The deal on the table (the details of which have been widely reported) makes more likely the very two outcomes its proponents seek to prevent – a nuclear-armed Iran or the use of force against Iran’s nuclear weapons infrastructure before it’s too late.
Some claim that the proposed deal will require Iran to freeze its nuclear program for six months in exchange for mild sanctions relief. Neither assumption will hold.
To freeze its program, Iran would not only have to stop the construction of its plutonium-producing heavy water reactor and add no further centrifuges. It would also have to halt all uranium enrichment, which Iran refuses to do. An agreement that allows Iran to continue enrichment of material for nuclear bombs while talks go on will not freeze Iran's nuclear program.

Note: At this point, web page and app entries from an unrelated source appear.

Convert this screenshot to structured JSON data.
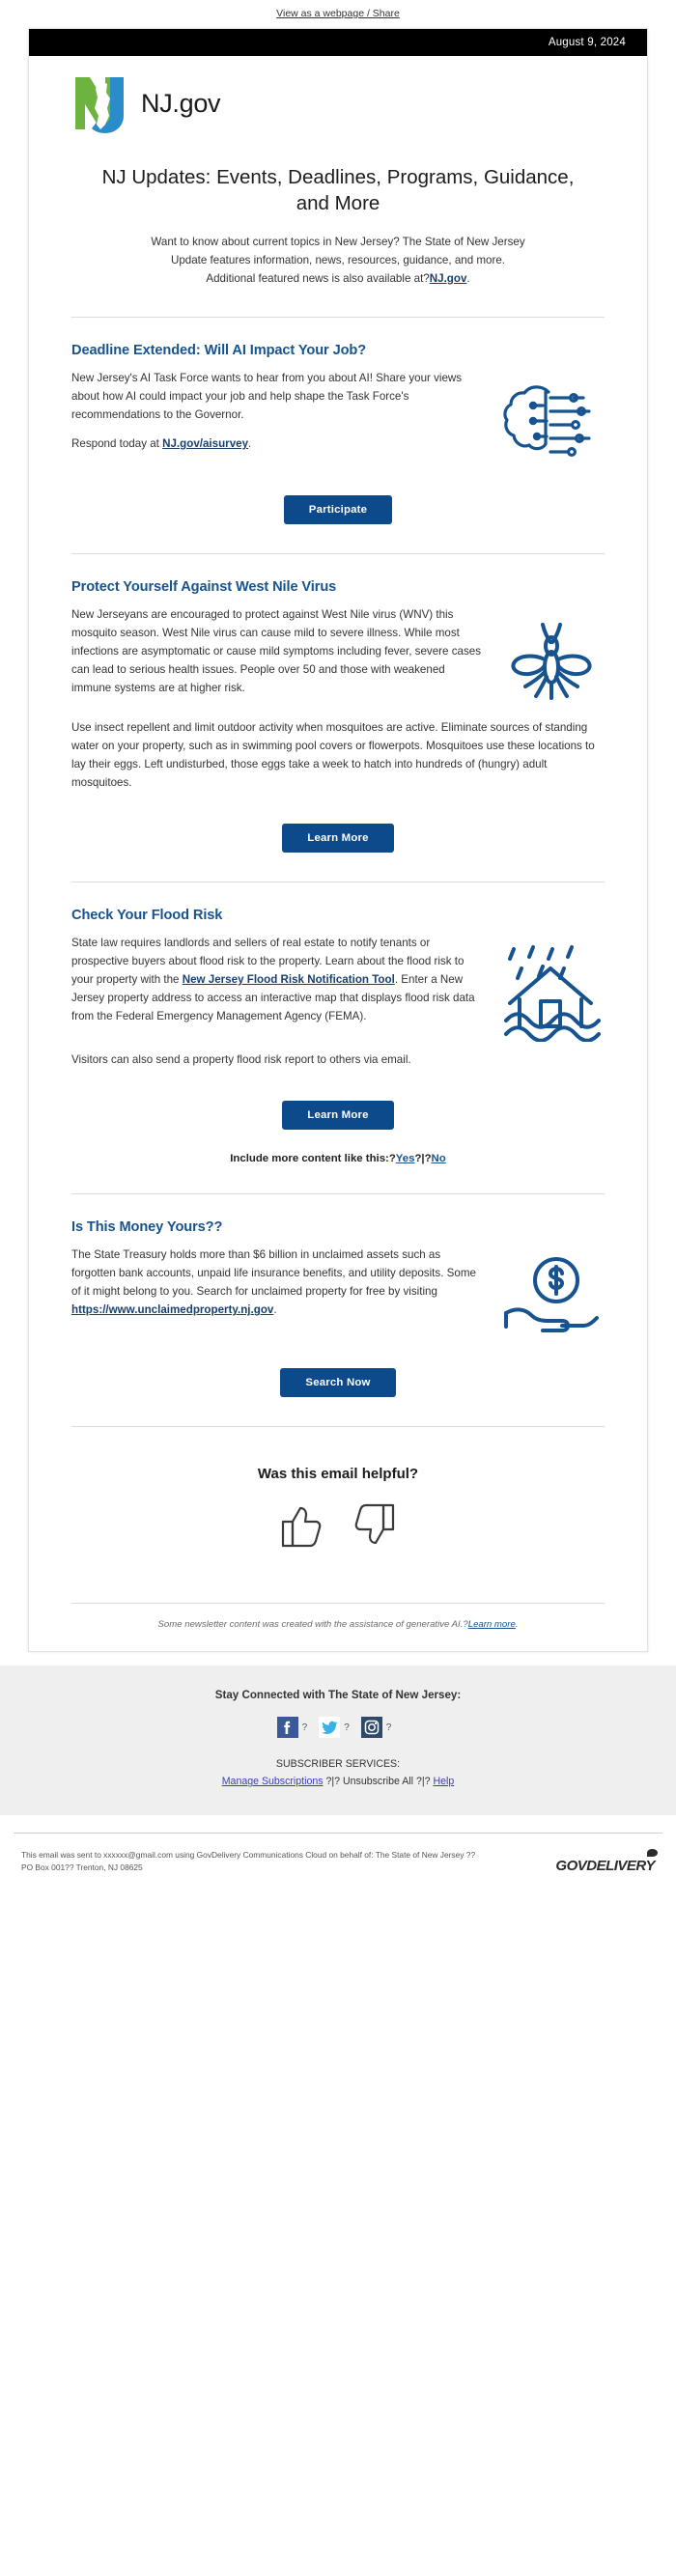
{
  "preheader": {
    "text": "View as a webpage / Share"
  },
  "header": {
    "date": "August 9, 2024",
    "logo_word": "NJ.gov",
    "logo_icon": "nj-state-logo",
    "title": "NJ Updates: Events, Deadlines, Programs, Guidance, and More"
  },
  "intro": {
    "line1": "Want to know about current topics in New Jersey? The State of New Jersey",
    "line2": "Update features information, news, resources, guidance, and more.",
    "line3_pre": "Additional featured news is also available at?",
    "link": "NJ.gov",
    "line3_post": "."
  },
  "articles": [
    {
      "id": "ai-job-survey",
      "heading": "Deadline Extended: Will AI Impact Your Job?",
      "icon": "brain-circuit-icon",
      "paragraph": "New Jersey's AI Task Force wants to hear from you about AI! Share your views about how AI could impact your job and help shape the Task Force's recommendations to the Governor.",
      "cta_pre": "Respond today at ",
      "cta_link": "NJ.gov/aisurvey",
      "cta_post": ".",
      "button": "Participate"
    },
    {
      "id": "west-nile-virus",
      "heading": "Protect Yourself Against West Nile Virus",
      "icon": "mosquito-icon",
      "paragraph": "New Jerseyans are encouraged to protect against West Nile virus (WNV) this mosquito season. West Nile virus can cause mild to severe illness. While most infections are asymptomatic or cause mild symptoms including fever, severe cases can lead to serious health issues. People over 50 and those with weakened immune systems are at higher risk.",
      "paragraph2": "Use insect repellent and limit outdoor activity when mosquitoes are active. Eliminate sources of standing water on your property, such as in swimming pool covers or flowerpots. Mosquitoes use these locations to lay their eggs. Left undisturbed, those eggs take a week to hatch into hundreds of (hungry) adult mosquitoes.",
      "button": "Learn More"
    },
    {
      "id": "flood-risk",
      "heading": "Check Your Flood Risk",
      "icon": "flooded-house-icon",
      "para_pre": "State law requires landlords and sellers of real estate to notify tenants or prospective buyers about flood risk to the property. Learn about the flood risk to your property with the ",
      "para_link": "New Jersey Flood Risk Notification Tool",
      "para_post": ". Enter a New Jersey property address to access an interactive map that displays flood risk data from the Federal Emergency Management Agency (FEMA).",
      "paragraph2": "Visitors can also send a property flood risk report to others via email.",
      "button": "Learn More",
      "feedback_label": "Include more content like this:?",
      "feedback_yes": "Yes",
      "feedback_sep": "?|?",
      "feedback_no": "No"
    },
    {
      "id": "unclaimed-money",
      "heading": "Is This Money Yours??",
      "icon": "hand-holding-dollar-icon",
      "para_pre": "The State Treasury holds more than $6 billion in unclaimed assets such as forgotten bank accounts, unpaid life insurance benefits, and utility deposits. Some of it might belong to you. Search for unclaimed property for free by visiting ",
      "para_link": "https://www.unclaimedproperty.nj.gov",
      "para_post": ".",
      "button": "Search Now"
    }
  ],
  "helpful": {
    "question": "Was this email helpful?",
    "thumbs_up_icon": "thumbs-up-icon",
    "thumbs_down_icon": "thumbs-down-icon"
  },
  "ai_note": {
    "text": "Some newsletter content was created with the assistance of generative AI.?",
    "link": "Learn more",
    "post": "."
  },
  "footer": {
    "stay_connected": "Stay Connected with The State of New Jersey:",
    "social": [
      {
        "name": "facebook-icon",
        "label": "f",
        "color": "#3b5998",
        "sep": "?"
      },
      {
        "name": "twitter-icon",
        "label": "t",
        "color": "#38b0e8",
        "sep": "?"
      },
      {
        "name": "instagram-icon",
        "label": "ig",
        "color": "#2e4a6b",
        "sep": "?"
      }
    ],
    "subscriber_services": "SUBSCRIBER SERVICES:",
    "manage": "Manage Subscriptions",
    "sep1": " ?|? ",
    "unsubscribe": "Unsubscribe All",
    "sep2": " ?|? ",
    "help": "Help",
    "legal_line1": "This email was sent to xxxxxx@gmail.com using GovDelivery Communications Cloud on behalf of: The State of New Jersey ??",
    "legal_line2": "PO Box 001?? Trenton, NJ 08625",
    "gd_logo": "GOVDELIVERY"
  },
  "colors": {
    "heading_blue": "#17538c",
    "button_blue": "#0d4a8c",
    "link_blue": "#18406e",
    "logo_green": "#6cb33f",
    "logo_blue": "#2b8cca",
    "icon_blue": "#16538f",
    "datebar_bg": "#000000",
    "footer_bg": "#efefef"
  }
}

Nor is the sanctions relief mild. Allowing the Iranian regime access to billions of dollars would significantly ease the very pressure that has brought Iran to the table in the first place. In a tanking economy like Iran’s, these changes will make a big difference. The current sanctions regime took years to put in place and is likely to fray quickly once the proposed deal kicks in.
Thus this "first step" agreement would leave Iran closer to nuclear weapons and under less pressure not to produce them.
If Iran refuses to dismantle centrifuges and its plutonium reactor and to stop enrichment now, why would it agree to do so after the pressure on it has been reduced? If a deal this bad is the first step, what comes next? President Obama has made it clear that he is determined to prevent Iran from developing a nuclear weapon. Israel shares that goal.
To meet our common aim it is essential to dismantle Iran's capability to produce such weapons.
Sanctions should continue to increase for as long as Iran continues to produce the infrastructure and fuel for nuclear weapons.
Anything less will make both Iran’s attainment of nuclear weapons and the use of force to prevent it more likely.
We should find no comfort in this week’s International Atomic Energy Agency report on Iran’s nuclear activities. Some try to downplay the IAEA’s disturbing findings – that, contrary to six binding UN Security Council resolutions, Iran continues to enrich and amass fissile material, work on its heavy water reactor and deny inspectors access to facilities suspected of housing nuclear weapons-related activities. Furthermore, a slowdown in construction is meaningless when Iran already has all the infrastructure it needs to make fissile material for the nuclear weapons it seeks.
Contrary to the New York Times editorial, this is precisely “the time to squeeze Iran.” If the P5+1 do so and thereby succeed in reaching an agreement that peacefully and genuinely ends Iran’s nuclear weapons program, preventing it from becoming a threshold nuclear military power, we will all have Prime Minister Netanyahu among others to thank for their vigilance.